Christiania ist ein links-alternativer, autonomer Stadtteil in der dänischen Hauptstadt Kopenhagen. Auf dem 34 Hektar großen ehemaligen Militärgelände leben etwa 600 Menschen. Der Stadtteil entstand 1971 aus Protest gegen die dänische Regierung, die nach Meinung der Christiania-Bewohner nicht ausreichend bezahlbaren Wohnraum anbot. Probleme mit Gewalt und organisiertem Drogenhandel gab es in der Vergangenheit immer wieder.
Und eine Entwicklung mit Ansage. Als die Polizei vor zwölf Jahren zum ersten Mal versuchte, den Drogenhandel in der "Pusher Street" zu stoppen, da standen die Haschischbuden nach kurzer Zeit wieder. Aber hinter den Kulissen hatten Profis das Geschäft an sich gerissen und die Hippies aus dem Handel verdrängt.

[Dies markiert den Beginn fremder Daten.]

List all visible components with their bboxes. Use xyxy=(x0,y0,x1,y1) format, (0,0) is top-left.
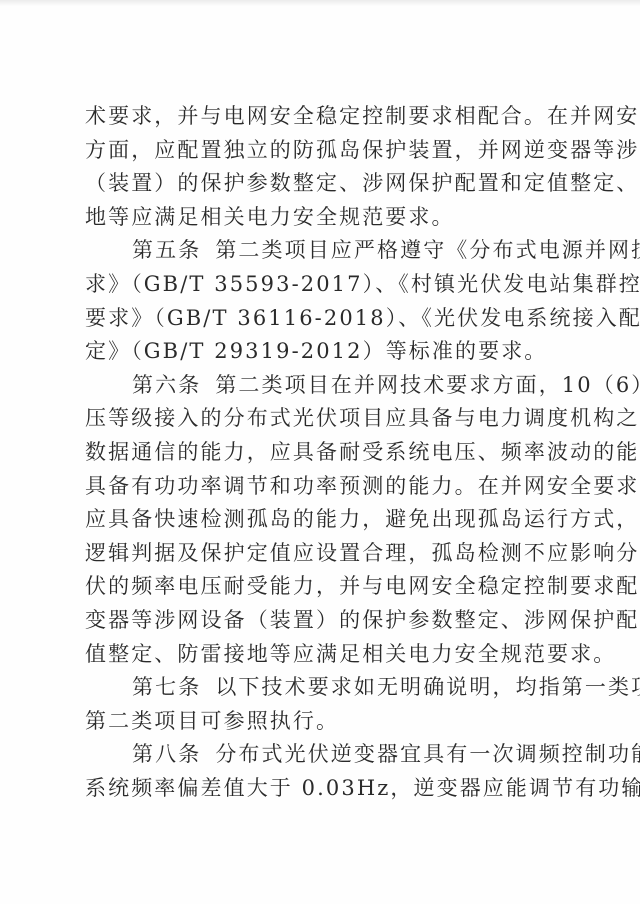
text-line: 具备有功功率调节和功率预测的能力。在并网安全要求方面， xyxy=(85,470,555,504)
article-number: 第八条 xyxy=(132,742,201,766)
text-line: 方面，应配置独立的防孤岛保护装置，并网逆变器等涉网设备 xyxy=(85,134,555,168)
text-line: 地等应满足相关电力安全规范要求。 xyxy=(85,201,555,235)
text-line: 值整定、防雷接地等应满足相关电力安全规范要求。 xyxy=(85,638,555,672)
text-span: 以下技术要求如无明确说明，均指第一类项目。 xyxy=(215,675,640,699)
text-line: 逻辑判据及保护定值应设置合理，孤岛检测不应影响分布式光 xyxy=(85,537,555,571)
text-line: 定》（GB/T 29319-2012）等标准的要求。 xyxy=(85,335,555,369)
paragraph-article-8: 第八条分布式光伏逆变器宜具有一次调频控制功能，当 系统频率偏差值大于 0.03H… xyxy=(85,738,555,805)
paragraph-article-7: 第七条以下技术要求如无明确说明，均指第一类项目。 第二类项目可参照执行。 xyxy=(85,671,555,738)
text-line: 变器等涉网设备（装置）的保护参数整定、涉网保护配置和定 xyxy=(85,604,555,638)
text-line: 第七条以下技术要求如无明确说明，均指第一类项目。 xyxy=(85,671,555,705)
paragraph-continuation: 术要求，并与电网安全稳定控制要求相配合。在并网安全要求 方面，应配置独立的防孤岛… xyxy=(85,100,555,234)
paragraph-article-5: 第五条第二类项目应严格遵守《分布式电源并网技术要 求》（GB/T 35593-2… xyxy=(85,234,555,368)
text-line: 要求》（GB/T 36116-2018）、《光伏发电系统接入配电网技术规 xyxy=(85,302,555,336)
text-line: 应具备快速检测孤岛的能力，避免出现孤岛运行方式，防孤岛 xyxy=(85,503,555,537)
document-body: 术要求，并与电网安全稳定控制要求相配合。在并网安全要求 方面，应配置独立的防孤岛… xyxy=(85,100,555,805)
text-line: 第八条分布式光伏逆变器宜具有一次调频控制功能，当 xyxy=(85,738,555,772)
text-line: 求》（GB/T 35593-2017）、《村镇光伏发电站集群控制系统功能 xyxy=(85,268,555,302)
text-line: 伏的频率电压耐受能力，并与电网安全稳定控制要求配合。逆 xyxy=(85,570,555,604)
text-line: 数据通信的能力，应具备耐受系统电压、频率波动的能力，宜 xyxy=(85,436,555,470)
text-line: 第二类项目可参照执行。 xyxy=(85,705,555,739)
article-number: 第五条 xyxy=(132,238,201,262)
text-line: 第五条第二类项目应严格遵守《分布式电源并网技术要 xyxy=(85,234,555,268)
article-number: 第六条 xyxy=(132,373,201,397)
text-line: 系统频率偏差值大于 0.03Hz，逆变器应能调节有功输出，具体 xyxy=(85,772,555,806)
article-number: 第七条 xyxy=(132,675,201,699)
text-span: 第二类项目在并网技术要求方面，10（6）千伏电 xyxy=(215,373,640,397)
text-line: （装置）的保护参数整定、涉网保护配置和定值整定、防雷接 xyxy=(85,167,555,201)
text-line: 术要求，并与电网安全稳定控制要求相配合。在并网安全要求 xyxy=(85,100,555,134)
scan-top-edge xyxy=(0,0,640,6)
document-page: 术要求，并与电网安全稳定控制要求相配合。在并网安全要求 方面，应配置独立的防孤岛… xyxy=(0,0,640,904)
paragraph-article-6: 第六条第二类项目在并网技术要求方面，10（6）千伏电 压等级接入的分布式光伏项目… xyxy=(85,369,555,671)
text-span: 第二类项目应严格遵守《分布式电源并网技术要 xyxy=(215,238,640,262)
text-line: 第六条第二类项目在并网技术要求方面，10（6）千伏电 xyxy=(85,369,555,403)
text-line: 压等级接入的分布式光伏项目应具备与电力调度机构之间进行 xyxy=(85,402,555,436)
text-span: 分布式光伏逆变器宜具有一次调频控制功能，当 xyxy=(215,742,640,766)
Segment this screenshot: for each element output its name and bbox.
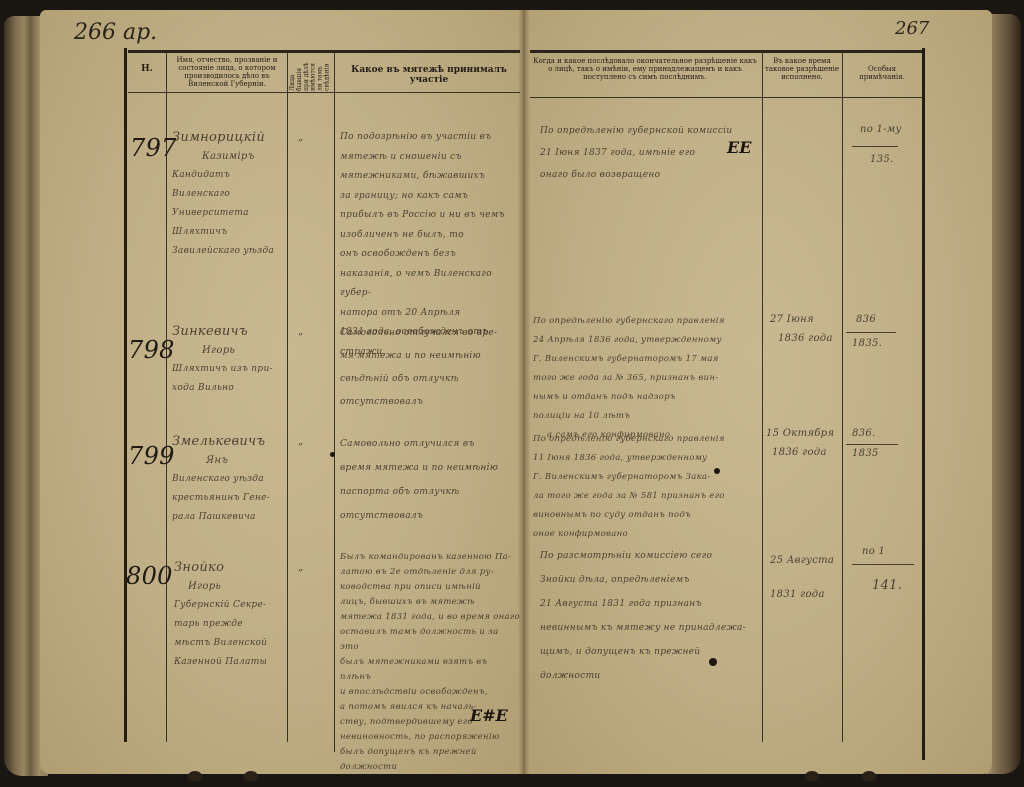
note-top: по 1-му <box>860 120 902 139</box>
status-line: Завилейскаго уѣзда <box>172 242 284 261</box>
text-line: мятежниками, бѣжавшихъ <box>340 167 520 187</box>
text-line: онаго было возвращено <box>540 164 760 186</box>
note-bottom: 141. <box>872 576 902 595</box>
text-line: оставилъ тамъ должность и за это <box>340 625 520 655</box>
abroad-mark: „ <box>298 432 303 451</box>
status-line: Губернскій Секре- <box>174 596 286 615</box>
note-top: 836. <box>852 424 875 443</box>
text-line: ководства при описи имѣній <box>340 580 520 595</box>
status-line: тарь прежде <box>174 615 286 634</box>
text-line: Самовольно отлучился въ <box>340 432 520 456</box>
text-line: полиціи на 10 лѣтъ <box>533 407 759 426</box>
text-line: 25 Августа <box>770 544 842 578</box>
ledger-spread: 266 ap. 267 Н. Имя, отчество, прозваніе … <box>0 0 1024 787</box>
text-line: 27 Іюня <box>770 310 840 329</box>
header-top-rule-right <box>530 50 923 53</box>
text-line: мятежа 1831 года, и во время онаго <box>340 610 520 625</box>
note-bottom: 135. <box>870 150 893 169</box>
col-rule-executed <box>842 52 843 742</box>
text-line: время мятежа и по неимѣнію <box>340 456 520 480</box>
text-line: оное конфирмовано <box>533 525 759 544</box>
text-line: свѣдѣній объ отлучкѣ <box>340 368 520 391</box>
status-line: Виленскаго уѣзда <box>172 470 284 489</box>
binding-clip <box>805 771 819 781</box>
executed-date: 15 Октября 1836 года <box>766 424 840 462</box>
text-line: онъ освобожденъ безъ <box>340 245 520 265</box>
text-line: 24 Апрѣля 1836 года, утвержденному <box>533 331 759 350</box>
header-abroad: Лица бывшія при дѣлѣ имѣются ли тамъ свѣ… <box>290 55 332 91</box>
binding-hole <box>709 658 717 666</box>
entry-name: Змелькевичъ Янъ Виленскаго уѣзда крестья… <box>172 432 284 527</box>
resolution-text: По разсмотрѣніи комиссіею сего Знойки дѣ… <box>540 544 760 688</box>
text-line: 1836 года <box>766 443 840 462</box>
binding-hole <box>714 468 720 474</box>
right-border-rule <box>922 48 925 760</box>
text-line: По опредѣленію губернскаго правленія <box>533 430 759 449</box>
text-line: 15 Октября <box>766 424 840 443</box>
text-line: Знойки дѣла, опредѣленіемъ <box>540 568 760 592</box>
text-line: щимъ, и допущенъ къ прежней <box>540 640 760 664</box>
signature-mark: ЕЕ <box>727 138 751 157</box>
text-line: отсутствовалъ <box>340 504 520 528</box>
binding-clip <box>188 771 202 781</box>
binding-clip <box>244 771 258 781</box>
status-line: Кандидатъ Виленскаго <box>172 166 284 204</box>
header-number: Н. <box>130 64 164 74</box>
text-line: мятежѣ и сношеніи съ <box>340 148 520 168</box>
fraction-line <box>846 332 896 333</box>
executed-date: 25 Августа 1831 года <box>770 544 842 612</box>
entry-number: 797 <box>130 136 177 160</box>
left-border-rule <box>124 48 127 742</box>
text-line: наказанія, о чемъ Виленскаго губер- <box>340 265 520 304</box>
text-line: того же года за № 365, признанъ вин- <box>533 369 759 388</box>
text-line: паспорта объ отлучкѣ <box>340 480 520 504</box>
text-line: 21 Августа 1831 года признанъ <box>540 592 760 616</box>
resolution-text: По опредѣленію губернскаго правленія 24 … <box>533 312 759 445</box>
col-rule-abroad <box>334 52 335 752</box>
given-name: Игорь <box>174 577 286 596</box>
surname: Зимнорицкій <box>172 128 284 147</box>
header-name: Имя, отчество, прозваніе и состояніе лиц… <box>169 56 285 88</box>
text-line: невиновность, по распоряженію <box>340 730 520 745</box>
given-name: Янъ <box>172 451 284 470</box>
note-bottom: 1835. <box>852 334 882 353</box>
entry-number: 798 <box>128 338 175 362</box>
fraction-line <box>852 146 898 147</box>
text-line: виновнымъ по суду отданъ подъ <box>533 506 759 525</box>
folio-number-left: 266 ap. <box>74 20 157 45</box>
text-line: должности <box>540 664 760 688</box>
text-line: былъ допущенъ къ прежней <box>340 745 520 760</box>
given-name: Казиміръ <box>172 147 284 166</box>
text-line: былъ мятежниками взятъ въ плѣнъ <box>340 655 520 685</box>
text-line: за границу; но какъ самъ <box>340 187 520 207</box>
entry-number: 800 <box>126 564 173 588</box>
col-rule-resolution <box>762 52 763 742</box>
status-line: Казенной Палаты <box>174 653 286 672</box>
status-line: Шляхтичъ изъ при- <box>172 360 284 379</box>
header-top-rule <box>128 50 520 53</box>
text-line: По опредѣленію губернскаго правленія <box>533 312 759 331</box>
entry-name: Знойко Игорь Губернскій Секре- тарь преж… <box>174 558 286 672</box>
status-line: Университета Шляхтичъ <box>172 204 284 242</box>
text-line: отсутствовалъ <box>340 391 520 414</box>
folio-number-right: 267 <box>895 18 929 39</box>
surname: Зинкевичъ <box>172 322 284 341</box>
status-line: мѣстъ Виленской <box>174 634 286 653</box>
abroad-mark: „ <box>298 558 303 577</box>
text-line: 1836 года <box>770 329 840 348</box>
entry-number: 799 <box>128 444 175 468</box>
surname: Змелькевичъ <box>172 432 284 451</box>
header-participation: Какое въ мятежѣ принималъ участіе <box>338 65 520 86</box>
abroad-mark: „ <box>298 128 303 147</box>
surname: Знойко <box>174 558 286 577</box>
note-top: 836 <box>856 310 876 329</box>
text-line: лицъ, бывшихъ въ мятежѣ <box>340 595 520 610</box>
text-line: нымъ и отданъ подъ надзоръ <box>533 388 759 407</box>
binding-clip <box>862 771 876 781</box>
text-line: 11 Іюня 1836 года, утвержденному <box>533 449 759 468</box>
ink-blot <box>330 452 335 457</box>
text-line: должности <box>340 760 520 775</box>
text-line: и впослѣдствіи освобожденъ, <box>340 685 520 700</box>
text-line: натора отъ 20 Апрѣля <box>340 304 520 324</box>
header-bottom-rule <box>128 92 520 93</box>
status-line: хода Вильно <box>172 379 284 398</box>
status-line: крестьянинъ Гене- <box>172 489 284 508</box>
text-line: 1831 года <box>770 578 842 612</box>
text-line: Былъ командированъ казенною Па- <box>340 550 520 565</box>
text-line: невиннымъ къ мятежу не принадлежа- <box>540 616 760 640</box>
abroad-mark: „ <box>298 322 303 341</box>
entry-name: Зинкевичъ Игорь Шляхтичъ изъ при- хода В… <box>172 322 284 398</box>
header-executed: Въ какое время таковое разрѣшеніе исполн… <box>764 57 840 81</box>
text-line: прибылъ въ Россію и ни въ чемъ <box>340 206 520 226</box>
text-line: Г. Виленскимъ губернаторомъ Зака- <box>533 468 759 487</box>
note-top: по 1 <box>862 542 885 561</box>
participation-text: Самовольно отлучался во вре- мя мятежа и… <box>340 322 520 414</box>
text-line: Г. Виленскимъ губернаторомъ 17 мая <box>533 350 759 369</box>
resolution-text: По опредѣленію губернскаго правленія 11 … <box>533 430 759 544</box>
given-name: Игорь <box>172 341 284 360</box>
text-line: мя мятежа и по неимѣнію <box>340 345 520 368</box>
header-bottom-rule-right <box>530 97 923 98</box>
participation-text: Самовольно отлучился въ время мятежа и п… <box>340 432 520 528</box>
signature-mark: Е#Е <box>470 706 508 725</box>
col-rule-name <box>287 52 288 742</box>
text-line: изобличенъ не былъ, то <box>340 226 520 246</box>
text-line: ла того же года за № 581 признанъ его <box>533 487 759 506</box>
text-line: По разсмотрѣніи комиссіею сего <box>540 544 760 568</box>
text-line: латою въ 2е отдѣленіе для ру- <box>340 565 520 580</box>
status-line: рала Пашкевича <box>172 508 284 527</box>
header-resolution: Когда и какое послѣдовало окончательное … <box>530 57 760 81</box>
header-notes: Особыя примѣчанія. <box>844 65 920 81</box>
executed-date: 27 Іюня 1836 года <box>770 310 840 348</box>
participation-text: Былъ командированъ казенною Па- латою въ… <box>340 550 520 775</box>
entry-name: Зимнорицкій Казиміръ Кандидатъ Виленскаг… <box>172 128 284 261</box>
text-line: Самовольно отлучался во вре- <box>340 322 520 345</box>
note-bottom: 1835 <box>852 444 879 463</box>
fraction-line <box>852 564 914 565</box>
text-line: По подозрѣнію въ участіи въ <box>340 128 520 148</box>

Jetzt, nach der Schießerei, spüren die Bewohner der Kolonie, dass die Geduld der Dänen langsam am Ende ist und dass ihr Traum von der grenzenlosen Freiheit ausgeträumt sein könnte. Also haben sie etwas getan, was noch vor Wochen undenkbar gewesen wäre. Um ein Zeichen zu setzen und sicher auch, um der Polizei diesmal zuvorzukommen.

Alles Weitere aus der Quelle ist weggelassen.